И вот сидит она в приёмной товарища Калниня, что-то выстукивает на "ундервуде", приподнимает голову, видит в дверях товарища Нелиповича, улыбается, ловко выхватывает папку, шелестит государственными листами и объясняет товарищу Нелиповичу, что сделано по его сигналу из Верхней Слободы, а когда товарищ Нелипович просит разрешения зайти к товарищу Калниню, она говорит, что можно, что товарищ Калнинь занят, но товарища Нелиповича он примет; потом кончается служебный час, она торопится домой, забегает в кондитерскую, ест пирожок с капустой на подсолнечном масле - и сыта, и берёт ещё два или три на ужин, и бежит к подругам, остриженным под мальчиков, и вместе с подругами, остриженными под мальчиков, мчится на рабфак штурмовать бастионы науки. А после вечерних занятий они идут не спеша, остриженные под мальчиков, и говорят о наставниках рабфака, и она, вступая в эти вечерние возвышенные беседы, любовно думает о своём отце и о том, как он правильно поступил, что отправил так рано её на свой хлеб. Ведь он директор спиртзавода в Верхней Слободе и мог выпестовать из дочери белоручку, а вот правильно поступил, что отправил на свой хлеб.
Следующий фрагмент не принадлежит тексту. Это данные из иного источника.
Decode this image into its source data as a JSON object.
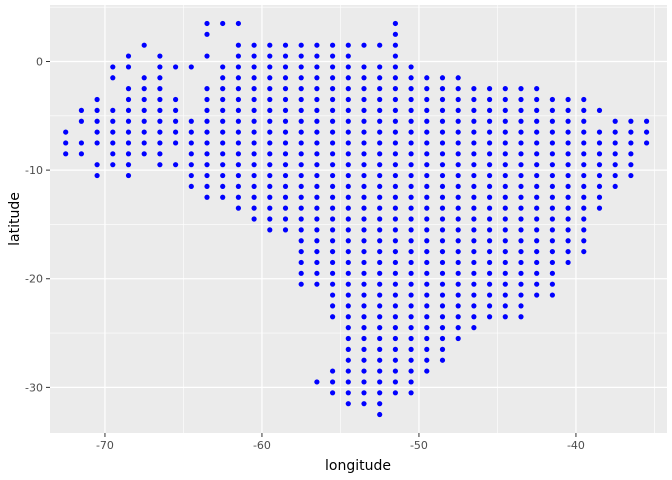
{
  "chart_data": {
    "type": "scatter",
    "xlabel": "longitude",
    "ylabel": "latitude",
    "xlim": [
      -73.5,
      -34.2
    ],
    "ylim": [
      -34.2,
      5.2
    ],
    "x_ticks": [
      -70,
      -60,
      -50,
      -40
    ],
    "y_ticks": [
      0,
      -10,
      -20,
      -30
    ],
    "x_tick_labels": [
      "-70",
      "-60",
      "-50",
      "-40"
    ],
    "y_tick_labels": [
      "0",
      "-10",
      "-20",
      "-30"
    ],
    "grid": true,
    "legend": "none",
    "point_color": "#0000ff",
    "panel_background": "#ebebeb",
    "grid_color": "#ffffff",
    "series": [
      {
        "rows": [
          {
            "lat": 3.5,
            "lons": [
              -63.5,
              -62.5,
              -61.5,
              -51.5
            ]
          },
          {
            "lat": 2.5,
            "lons": [
              -63.5,
              -51.5
            ]
          },
          {
            "lat": 1.5,
            "lons": [
              -67.5,
              -61.5,
              -60.5,
              -59.5,
              -58.5,
              -57.5,
              -56.5,
              -55.5,
              -54.5,
              -53.5,
              -52.5,
              -51.5
            ]
          },
          {
            "lat": 0.5,
            "lons": [
              -68.5,
              -66.5,
              -63.5,
              -61.5,
              -60.5,
              -59.5,
              -58.5,
              -57.5,
              -56.5,
              -55.5,
              -54.5,
              -51.5
            ]
          },
          {
            "lat": -0.5,
            "lons": [
              -69.5,
              -68.5,
              -66.5,
              -65.5,
              -64.5,
              -62.5,
              -61.5,
              -60.5,
              -59.5,
              -58.5,
              -57.5,
              -56.5,
              -55.5,
              -54.5,
              -53.5,
              -52.5,
              -51.5,
              -50.5
            ]
          },
          {
            "lat": -1.5,
            "lons": [
              -69.5,
              -67.5,
              -66.5,
              -62.5,
              -61.5,
              -60.5,
              -59.5,
              -58.5,
              -57.5,
              -56.5,
              -55.5,
              -54.5,
              -53.5,
              -52.5,
              -51.5,
              -50.5,
              -49.5,
              -48.5,
              -47.5
            ]
          },
          {
            "lat": -2.5,
            "lons": [
              -68.5,
              -67.5,
              -66.5,
              -63.5,
              -62.5,
              -61.5,
              -60.5,
              -59.5,
              -58.5,
              -57.5,
              -56.5,
              -55.5,
              -54.5,
              -53.5,
              -52.5,
              -51.5,
              -50.5,
              -49.5,
              -48.5,
              -47.5,
              -46.5,
              -45.5,
              -44.5,
              -43.5,
              -42.5
            ]
          },
          {
            "lat": -3.5,
            "lons": [
              -70.5,
              -68.5,
              -67.5,
              -66.5,
              -65.5,
              -63.5,
              -62.5,
              -61.5,
              -60.5,
              -59.5,
              -58.5,
              -57.5,
              -56.5,
              -55.5,
              -54.5,
              -53.5,
              -52.5,
              -51.5,
              -50.5,
              -49.5,
              -48.5,
              -47.5,
              -46.5,
              -45.5,
              -44.5,
              -43.5,
              -42.5,
              -41.5,
              -40.5,
              -39.5
            ]
          },
          {
            "lat": -4.5,
            "lons": [
              -71.5,
              -70.5,
              -69.5,
              -68.5,
              -67.5,
              -66.5,
              -65.5,
              -63.5,
              -62.5,
              -61.5,
              -60.5,
              -59.5,
              -58.5,
              -57.5,
              -56.5,
              -55.5,
              -54.5,
              -53.5,
              -52.5,
              -51.5,
              -50.5,
              -49.5,
              -48.5,
              -47.5,
              -46.5,
              -45.5,
              -44.5,
              -43.5,
              -42.5,
              -41.5,
              -40.5,
              -39.5,
              -38.5
            ]
          },
          {
            "lat": -5.5,
            "lons": [
              -71.5,
              -70.5,
              -69.5,
              -68.5,
              -67.5,
              -66.5,
              -65.5,
              -64.5,
              -63.5,
              -62.5,
              -61.5,
              -60.5,
              -59.5,
              -58.5,
              -57.5,
              -56.5,
              -55.5,
              -54.5,
              -53.5,
              -52.5,
              -51.5,
              -50.5,
              -49.5,
              -48.5,
              -47.5,
              -46.5,
              -45.5,
              -44.5,
              -43.5,
              -42.5,
              -41.5,
              -40.5,
              -39.5,
              -37.5,
              -36.5,
              -35.5
            ]
          },
          {
            "lat": -6.5,
            "lons": [
              -72.5,
              -70.5,
              -69.5,
              -68.5,
              -67.5,
              -66.5,
              -65.5,
              -64.5,
              -63.5,
              -62.5,
              -61.5,
              -60.5,
              -59.5,
              -58.5,
              -57.5,
              -56.5,
              -55.5,
              -54.5,
              -53.5,
              -52.5,
              -51.5,
              -50.5,
              -49.5,
              -48.5,
              -47.5,
              -46.5,
              -45.5,
              -44.5,
              -43.5,
              -42.5,
              -41.5,
              -40.5,
              -39.5,
              -38.5,
              -37.5,
              -36.5,
              -35.5
            ]
          },
          {
            "lat": -7.5,
            "lons": [
              -72.5,
              -71.5,
              -70.5,
              -69.5,
              -68.5,
              -67.5,
              -66.5,
              -65.5,
              -64.5,
              -63.5,
              -62.5,
              -61.5,
              -60.5,
              -59.5,
              -58.5,
              -57.5,
              -56.5,
              -55.5,
              -54.5,
              -53.5,
              -52.5,
              -51.5,
              -50.5,
              -49.5,
              -48.5,
              -47.5,
              -46.5,
              -45.5,
              -44.5,
              -43.5,
              -42.5,
              -41.5,
              -40.5,
              -39.5,
              -38.5,
              -37.5,
              -36.5,
              -35.5
            ]
          },
          {
            "lat": -8.5,
            "lons": [
              -72.5,
              -71.5,
              -69.5,
              -68.5,
              -67.5,
              -66.5,
              -64.5,
              -63.5,
              -62.5,
              -61.5,
              -60.5,
              -59.5,
              -58.5,
              -57.5,
              -56.5,
              -55.5,
              -54.5,
              -53.5,
              -52.5,
              -51.5,
              -50.5,
              -49.5,
              -48.5,
              -47.5,
              -46.5,
              -45.5,
              -44.5,
              -43.5,
              -42.5,
              -41.5,
              -40.5,
              -39.5,
              -38.5,
              -37.5,
              -36.5
            ]
          },
          {
            "lat": -9.5,
            "lons": [
              -70.5,
              -69.5,
              -68.5,
              -66.5,
              -65.5,
              -64.5,
              -63.5,
              -62.5,
              -61.5,
              -60.5,
              -59.5,
              -58.5,
              -57.5,
              -56.5,
              -55.5,
              -54.5,
              -53.5,
              -52.5,
              -51.5,
              -50.5,
              -49.5,
              -48.5,
              -47.5,
              -46.5,
              -45.5,
              -44.5,
              -43.5,
              -42.5,
              -41.5,
              -40.5,
              -39.5,
              -38.5,
              -37.5,
              -36.5
            ]
          },
          {
            "lat": -10.5,
            "lons": [
              -70.5,
              -68.5,
              -64.5,
              -63.5,
              -62.5,
              -61.5,
              -60.5,
              -59.5,
              -58.5,
              -57.5,
              -56.5,
              -55.5,
              -54.5,
              -53.5,
              -52.5,
              -51.5,
              -50.5,
              -49.5,
              -48.5,
              -47.5,
              -46.5,
              -45.5,
              -44.5,
              -43.5,
              -42.5,
              -41.5,
              -40.5,
              -39.5,
              -38.5,
              -37.5,
              -36.5
            ]
          },
          {
            "lat": -11.5,
            "lons": [
              -64.5,
              -63.5,
              -62.5,
              -61.5,
              -60.5,
              -59.5,
              -58.5,
              -57.5,
              -56.5,
              -55.5,
              -54.5,
              -53.5,
              -52.5,
              -51.5,
              -50.5,
              -49.5,
              -48.5,
              -47.5,
              -46.5,
              -45.5,
              -44.5,
              -43.5,
              -42.5,
              -41.5,
              -40.5,
              -39.5,
              -38.5,
              -37.5
            ]
          },
          {
            "lat": -12.5,
            "lons": [
              -63.5,
              -62.5,
              -61.5,
              -60.5,
              -59.5,
              -58.5,
              -57.5,
              -56.5,
              -55.5,
              -54.5,
              -53.5,
              -52.5,
              -51.5,
              -50.5,
              -49.5,
              -48.5,
              -47.5,
              -46.5,
              -45.5,
              -44.5,
              -43.5,
              -42.5,
              -41.5,
              -40.5,
              -39.5,
              -38.5
            ]
          },
          {
            "lat": -13.5,
            "lons": [
              -61.5,
              -60.5,
              -59.5,
              -58.5,
              -57.5,
              -56.5,
              -55.5,
              -54.5,
              -53.5,
              -52.5,
              -51.5,
              -50.5,
              -49.5,
              -48.5,
              -47.5,
              -46.5,
              -45.5,
              -44.5,
              -43.5,
              -42.5,
              -41.5,
              -40.5,
              -39.5,
              -38.5
            ]
          },
          {
            "lat": -14.5,
            "lons": [
              -60.5,
              -59.5,
              -58.5,
              -57.5,
              -56.5,
              -55.5,
              -54.5,
              -53.5,
              -52.5,
              -51.5,
              -50.5,
              -49.5,
              -48.5,
              -47.5,
              -46.5,
              -45.5,
              -44.5,
              -43.5,
              -42.5,
              -41.5,
              -40.5,
              -39.5
            ]
          },
          {
            "lat": -15.5,
            "lons": [
              -59.5,
              -58.5,
              -57.5,
              -56.5,
              -55.5,
              -54.5,
              -53.5,
              -52.5,
              -51.5,
              -50.5,
              -49.5,
              -48.5,
              -47.5,
              -46.5,
              -45.5,
              -44.5,
              -43.5,
              -42.5,
              -41.5,
              -40.5,
              -39.5
            ]
          },
          {
            "lat": -16.5,
            "lons": [
              -57.5,
              -56.5,
              -55.5,
              -54.5,
              -53.5,
              -52.5,
              -51.5,
              -50.5,
              -49.5,
              -48.5,
              -47.5,
              -46.5,
              -45.5,
              -44.5,
              -43.5,
              -42.5,
              -41.5,
              -40.5,
              -39.5
            ]
          },
          {
            "lat": -17.5,
            "lons": [
              -57.5,
              -56.5,
              -55.5,
              -54.5,
              -53.5,
              -52.5,
              -51.5,
              -50.5,
              -49.5,
              -48.5,
              -47.5,
              -46.5,
              -45.5,
              -44.5,
              -43.5,
              -42.5,
              -41.5,
              -40.5,
              -39.5
            ]
          },
          {
            "lat": -18.5,
            "lons": [
              -57.5,
              -56.5,
              -55.5,
              -54.5,
              -53.5,
              -52.5,
              -51.5,
              -50.5,
              -49.5,
              -48.5,
              -47.5,
              -46.5,
              -45.5,
              -44.5,
              -43.5,
              -42.5,
              -41.5,
              -40.5
            ]
          },
          {
            "lat": -19.5,
            "lons": [
              -57.5,
              -56.5,
              -55.5,
              -54.5,
              -53.5,
              -52.5,
              -51.5,
              -50.5,
              -49.5,
              -48.5,
              -47.5,
              -46.5,
              -45.5,
              -44.5,
              -43.5,
              -42.5,
              -41.5
            ]
          },
          {
            "lat": -20.5,
            "lons": [
              -57.5,
              -56.5,
              -55.5,
              -54.5,
              -53.5,
              -52.5,
              -51.5,
              -50.5,
              -49.5,
              -48.5,
              -47.5,
              -46.5,
              -45.5,
              -44.5,
              -43.5,
              -42.5,
              -41.5
            ]
          },
          {
            "lat": -21.5,
            "lons": [
              -55.5,
              -54.5,
              -53.5,
              -52.5,
              -51.5,
              -50.5,
              -49.5,
              -48.5,
              -47.5,
              -46.5,
              -45.5,
              -44.5,
              -43.5,
              -42.5,
              -41.5
            ]
          },
          {
            "lat": -22.5,
            "lons": [
              -55.5,
              -54.5,
              -53.5,
              -52.5,
              -51.5,
              -50.5,
              -49.5,
              -48.5,
              -47.5,
              -46.5,
              -45.5,
              -44.5,
              -43.5
            ]
          },
          {
            "lat": -23.5,
            "lons": [
              -55.5,
              -54.5,
              -53.5,
              -52.5,
              -51.5,
              -50.5,
              -49.5,
              -48.5,
              -47.5,
              -46.5,
              -45.5,
              -44.5,
              -43.5
            ]
          },
          {
            "lat": -24.5,
            "lons": [
              -54.5,
              -53.5,
              -52.5,
              -51.5,
              -50.5,
              -49.5,
              -48.5,
              -47.5,
              -46.5
            ]
          },
          {
            "lat": -25.5,
            "lons": [
              -54.5,
              -53.5,
              -52.5,
              -51.5,
              -50.5,
              -49.5,
              -48.5,
              -47.5
            ]
          },
          {
            "lat": -26.5,
            "lons": [
              -54.5,
              -53.5,
              -52.5,
              -51.5,
              -50.5,
              -49.5,
              -48.5
            ]
          },
          {
            "lat": -27.5,
            "lons": [
              -54.5,
              -53.5,
              -52.5,
              -51.5,
              -50.5,
              -49.5,
              -48.5
            ]
          },
          {
            "lat": -28.5,
            "lons": [
              -55.5,
              -54.5,
              -53.5,
              -52.5,
              -51.5,
              -50.5,
              -49.5
            ]
          },
          {
            "lat": -29.5,
            "lons": [
              -56.5,
              -55.5,
              -54.5,
              -53.5,
              -52.5,
              -51.5,
              -50.5
            ]
          },
          {
            "lat": -30.5,
            "lons": [
              -55.5,
              -54.5,
              -53.5,
              -52.5,
              -51.5,
              -50.5
            ]
          },
          {
            "lat": -31.5,
            "lons": [
              -54.5,
              -53.5,
              -52.5
            ]
          },
          {
            "lat": -32.5,
            "lons": [
              -52.5
            ]
          }
        ]
      }
    ]
  }
}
Сон как-то странно нарушился, и увидела она себя среди тех же подруг, остриженных под мальчиков, но уже взрослеющих, закончивших рабфак и педтехникум, и вот многие из них стали учительницами начальных классов - и она стала, и вот многие ходят, влюбляются - и она влюбилась впервые и навечно. И вот многие из подруг, остриженных под мальчиков, носят уже своих первенцев - и она носит, только удивительно: ведь это недавние годы, а подруги и сама она всё ещё ходят с мальчиковыми причёсками, хоть это было лишь в самом начале, а не потом.
Но вдруг среди них произошло замешательство, всё сбились в кучу, и кто-то из девчонок, остриженных под мальчиков, - или она сама? - крикнул тоненько:
"Война, война!"
Тут и проснулась беженка, дёрнувшись всем телом.
- Война, война! - ещё раз крикнула, будто играя в дразнилку, её девочка, и беженка коснулась пальцами её потного лба.
6
Война, не война - дети встречают утро, как в первый раз, и девочка, выкатившись из соломенного пристанища с помятым личиком, с торчащими из волос соломинами, подслеповато прищурилась, не узнавая одну и ту же и каждый день новую родину, зевнула, закрыла глаза ещё на одну секунду сна и потянулась всем тельцем, потом открыла удивлённые глаза, стала сама собою, какою всегда была на этой земле, и побежала, приседая, по колкой стерне к зелёной канаве, такой зелёной, наполненной, будто текла по ней зелёная вода, но это волнами буйствовала в канаве трава.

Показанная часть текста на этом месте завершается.